I think the best compliments came from the staff at the Red Hook Inn. I brought a large box of chocolates to them Friday night as a way of thanking them for taking care of me while I was here. The most common question to be asked when someone found out that I brought them in was "Where did you buy those?" Followed by amazement when they were informed that I didn't buy them, but made them.

This was probably the best class of the lot, although Hot and Cold Buffet runs a close second. Daniel and I got Chef a gift of a new (unbreakable) coffee cup, and a card. He's really a nice guy, and does a tremendous job of teaching people who have rather limited starting skills. I can't say enough nice things about Chef Grewling.

* * *

So what's next? A question I fear and dread, and also get asked quite a bit. You'd think that by now I'd have some sort of reasonable answer to it. The truth of the matter is that I'm not sure that I want to do cooking professionally. All of the gut instincts and advice say no. It's hard work. Low pay. Not always filled with the brightest of coworkers. Still. What if?

I know for certain that I'll be working on my kitchen in the near future. Lots and lots of things I want to buy for my own personal cooking work. Much reorganizing of the spaces, putting up of racks and shelves to hold said new stuff. More serious thought into a remodel. Hmmm, could I really find a place for a double wall oven, a SubZero fridge and freezer, and so on? Would it lower my houses resale value to ditch the living room in trade for the world's largest kitchen? And what about that $80,000 bread oven? Do I really need a guest bathroom? Wouldn't visitors really rather watch me baking instead? :-)

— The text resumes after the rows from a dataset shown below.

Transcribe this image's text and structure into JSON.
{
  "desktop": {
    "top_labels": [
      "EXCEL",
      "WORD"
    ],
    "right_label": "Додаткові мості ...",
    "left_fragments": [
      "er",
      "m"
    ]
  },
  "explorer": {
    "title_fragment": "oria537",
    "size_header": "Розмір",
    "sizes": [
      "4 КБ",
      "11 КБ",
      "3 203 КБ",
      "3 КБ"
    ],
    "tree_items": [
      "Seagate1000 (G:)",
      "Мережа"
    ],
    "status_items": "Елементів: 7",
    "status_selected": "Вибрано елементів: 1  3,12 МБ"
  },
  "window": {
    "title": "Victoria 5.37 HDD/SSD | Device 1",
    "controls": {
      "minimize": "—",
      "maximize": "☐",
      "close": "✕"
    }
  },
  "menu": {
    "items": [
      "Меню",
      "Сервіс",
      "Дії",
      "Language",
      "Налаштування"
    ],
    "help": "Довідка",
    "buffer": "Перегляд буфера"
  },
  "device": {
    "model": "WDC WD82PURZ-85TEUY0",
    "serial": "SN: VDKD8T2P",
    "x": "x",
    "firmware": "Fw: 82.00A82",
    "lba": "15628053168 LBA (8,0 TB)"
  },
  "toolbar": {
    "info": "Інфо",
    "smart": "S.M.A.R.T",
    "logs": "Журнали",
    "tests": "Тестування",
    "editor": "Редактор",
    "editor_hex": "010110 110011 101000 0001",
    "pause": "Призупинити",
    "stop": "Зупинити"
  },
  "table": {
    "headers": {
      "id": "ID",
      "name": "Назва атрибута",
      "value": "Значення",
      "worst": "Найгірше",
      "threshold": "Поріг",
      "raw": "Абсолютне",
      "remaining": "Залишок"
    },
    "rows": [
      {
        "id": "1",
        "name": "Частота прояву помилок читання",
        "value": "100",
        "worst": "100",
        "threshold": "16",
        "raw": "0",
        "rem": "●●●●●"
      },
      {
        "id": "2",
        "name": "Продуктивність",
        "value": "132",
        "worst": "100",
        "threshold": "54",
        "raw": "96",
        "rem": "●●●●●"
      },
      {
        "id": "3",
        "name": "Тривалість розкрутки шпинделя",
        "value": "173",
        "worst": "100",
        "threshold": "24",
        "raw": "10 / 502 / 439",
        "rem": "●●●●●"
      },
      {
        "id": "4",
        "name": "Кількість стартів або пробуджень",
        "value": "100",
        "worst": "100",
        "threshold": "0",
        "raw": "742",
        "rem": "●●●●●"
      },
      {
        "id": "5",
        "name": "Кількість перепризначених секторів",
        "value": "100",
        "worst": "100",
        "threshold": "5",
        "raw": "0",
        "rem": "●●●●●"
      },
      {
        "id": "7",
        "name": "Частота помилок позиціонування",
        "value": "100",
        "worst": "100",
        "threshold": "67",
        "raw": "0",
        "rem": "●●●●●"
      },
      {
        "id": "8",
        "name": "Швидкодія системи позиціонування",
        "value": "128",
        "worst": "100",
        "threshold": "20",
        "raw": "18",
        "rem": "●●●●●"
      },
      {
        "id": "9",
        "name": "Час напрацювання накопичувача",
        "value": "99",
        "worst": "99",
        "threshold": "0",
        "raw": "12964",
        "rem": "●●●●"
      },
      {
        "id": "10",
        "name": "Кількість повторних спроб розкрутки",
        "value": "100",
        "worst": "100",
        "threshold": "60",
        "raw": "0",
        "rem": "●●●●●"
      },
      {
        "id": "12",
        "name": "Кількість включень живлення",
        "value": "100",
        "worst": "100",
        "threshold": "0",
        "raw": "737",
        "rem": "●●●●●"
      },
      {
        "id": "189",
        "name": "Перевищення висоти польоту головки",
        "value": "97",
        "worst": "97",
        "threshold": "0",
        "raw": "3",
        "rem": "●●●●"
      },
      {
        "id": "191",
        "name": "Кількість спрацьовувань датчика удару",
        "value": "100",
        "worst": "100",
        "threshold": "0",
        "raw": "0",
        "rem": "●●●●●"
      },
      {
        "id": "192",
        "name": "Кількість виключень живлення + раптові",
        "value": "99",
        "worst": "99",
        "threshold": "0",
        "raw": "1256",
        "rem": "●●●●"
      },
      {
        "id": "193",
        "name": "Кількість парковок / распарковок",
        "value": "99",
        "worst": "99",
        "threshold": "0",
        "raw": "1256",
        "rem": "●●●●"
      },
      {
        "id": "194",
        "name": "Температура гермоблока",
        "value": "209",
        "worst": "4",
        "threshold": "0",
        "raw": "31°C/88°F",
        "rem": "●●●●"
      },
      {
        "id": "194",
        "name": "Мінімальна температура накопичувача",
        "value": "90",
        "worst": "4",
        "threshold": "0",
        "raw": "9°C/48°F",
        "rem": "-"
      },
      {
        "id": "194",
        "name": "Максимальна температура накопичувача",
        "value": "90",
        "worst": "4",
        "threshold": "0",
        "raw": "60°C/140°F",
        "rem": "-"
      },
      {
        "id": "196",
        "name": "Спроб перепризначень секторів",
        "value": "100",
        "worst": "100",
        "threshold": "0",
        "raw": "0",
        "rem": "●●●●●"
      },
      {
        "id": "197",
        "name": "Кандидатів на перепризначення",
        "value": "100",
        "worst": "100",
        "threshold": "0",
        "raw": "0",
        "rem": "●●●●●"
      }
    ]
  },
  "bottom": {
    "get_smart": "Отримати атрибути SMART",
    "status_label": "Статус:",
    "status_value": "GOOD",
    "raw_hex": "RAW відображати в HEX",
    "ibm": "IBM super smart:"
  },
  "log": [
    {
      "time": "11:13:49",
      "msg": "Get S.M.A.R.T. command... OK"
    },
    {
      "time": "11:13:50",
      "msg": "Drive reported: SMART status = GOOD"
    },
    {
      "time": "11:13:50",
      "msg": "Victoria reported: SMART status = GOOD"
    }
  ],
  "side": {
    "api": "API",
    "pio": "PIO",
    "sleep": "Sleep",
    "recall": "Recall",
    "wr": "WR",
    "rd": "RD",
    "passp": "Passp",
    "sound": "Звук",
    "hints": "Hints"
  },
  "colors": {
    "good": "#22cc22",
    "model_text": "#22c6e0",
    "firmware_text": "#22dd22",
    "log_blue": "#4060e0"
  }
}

In the short term, time will also be spent organizing and cataloging the information that I've learned and aquired here. I have 12 binders full of formulas and techniques. Probably not always in the best organization for quick reference. From these formulas, I need to do some recipe development of my own -- turning the base into my own creations. This is something that we only had a minor amount of time to do while we were here.

I'm anxious to put my learning into action. After three months, my brain is bursting with interesting ideas. I'll probably spend quite some time trying them out, and seeing if I can actually pull off on my own the things that I've learned here. I suspect that I actually can. The most important thing I've learned here is that I'm not at the low end of the cooking totem pole. It's strange to realize. Most people in this life are lucky to have and find one thing they are good at doing. I appear to have been blessed with two.

* * *

This journal will limp along for a bit longer, I think. It's likely to warp into some strange "Tom's Food Journal" type of thingie. I also suspect that my organization of cooking information is likely to take place here on-line. I'm going to be doing it all electronically anyway, so I might as well stick it up on the web. Think of it as a handy backup so that it doesn't get lost.

If nothing else, I've got unfinished business with you all. Four rolls of pictures from the summer await scanning and captioning and uploading. I wish I had taken more. The ones that I had are excellent reminders of procedures and equiptment. I wish even more I had broken down and gotten a digital camera. Oh well, such is life.

I also spent some time today putting together a meta-link page for this journal. I looked back over the entries and tried to cite some interesting stuff that happened here. If you haven't been reading regularly (or even if you have), you might want to take a look at it. It's also where I'll hide links to pictures once I get them scanned.

* * *

Tonight, Carol arrives. And there is much rejoicing! We're going to get in a car and start driving back to California tomorrow. It should be a fun trip. I hope that the weather on the East Coast holds up. I'd like for her to be able to get some nice pictures of the fall colors.